His Corofin team knew how to both win and have fun. The weekend before big games, they'd organise a challenge game and on the way home "have a rake of pints."

"That was our preparation to get the lads together. If you said that to the young (Corofin) lads now they'd have you locked up. There was no such thing as the gym. If you mentioned the gym at all you were a big head - 'who do you think you are going to the gym?'"

Even at the peak of his powers in that memorable 1998 season, he took a detour to the Galway races on the way to training.
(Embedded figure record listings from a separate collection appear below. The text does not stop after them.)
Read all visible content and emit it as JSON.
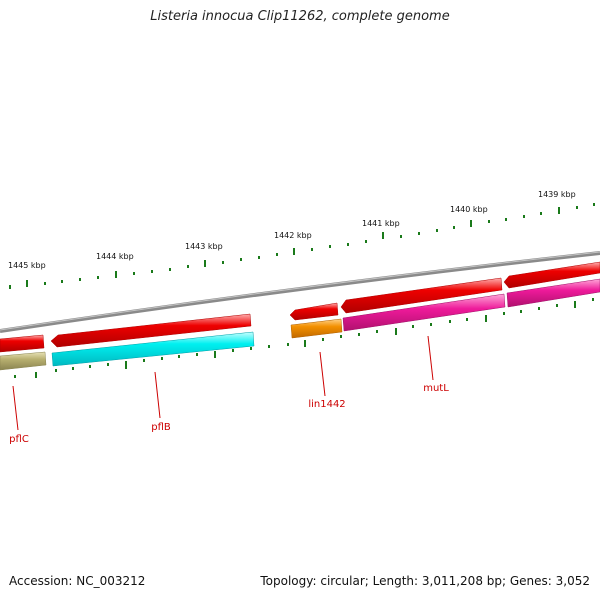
{
  "title": "Listeria innocua Clip11262, complete genome",
  "footer": {
    "accession": "Accession: NC_003212",
    "stats": "Topology: circular; Length: 3,011,208 bp; Genes: 3,052"
  },
  "scale_labels": [
    "1445 kbp",
    "1444 kbp",
    "1443 kbp",
    "1442 kbp",
    "1441 kbp",
    "1440 kbp",
    "1439 kbp"
  ],
  "gene_labels": [
    "pflC",
    "pflB",
    "lin1442",
    "mutL"
  ],
  "colors": {
    "backbone": "#8a8a8a",
    "feature_red": "#ee0000",
    "feature_khaki": "#b8b070",
    "feature_cyan": "#00f0f0",
    "feature_orange": "#f39000",
    "feature_magenta": "#ee1a9a",
    "tick": "#1a7a1a",
    "label_line": "#cc0000",
    "label_text": "#cc0000"
  }
}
"When John O'Mahony was with Galway one year, myself and Tommy Joyce, it was race week which is a big week in Galway when you'd always love to go and have a couple of pints, well on the Thursday we decided we wouldn't go training we'd go to the races. The racing was on and the phones were going and O'Mahony rang.

"'Where are ya?'

"'Ah Jesus Johnno I'm at work I won't be able to make it.'

"And wasn't I standing under a tannoy and next thing it goes 'Winner alright, winner alright' - I didn't know what to say. It backfired on me anyway."

There's none of that these days.

Corofin have worked themselves into a position where they are one of the heavyweights in club football. And they have no intention of giving it up.

"It's lovely to watch them playing. A lot of the games are defensive and we have old fashion heads on us, we want to move the ball fast but that doesn't come easy.

The likes of Dave Morris and Mike Comer would have worked on that over and over again for the past number of years so they do play a lovely brand of football, and they can play defensive if they want but they play super attacking football.

"The time and effort they put into it, you don't have to go begging any of those guys to go to the gym or turn up training - it all follows on."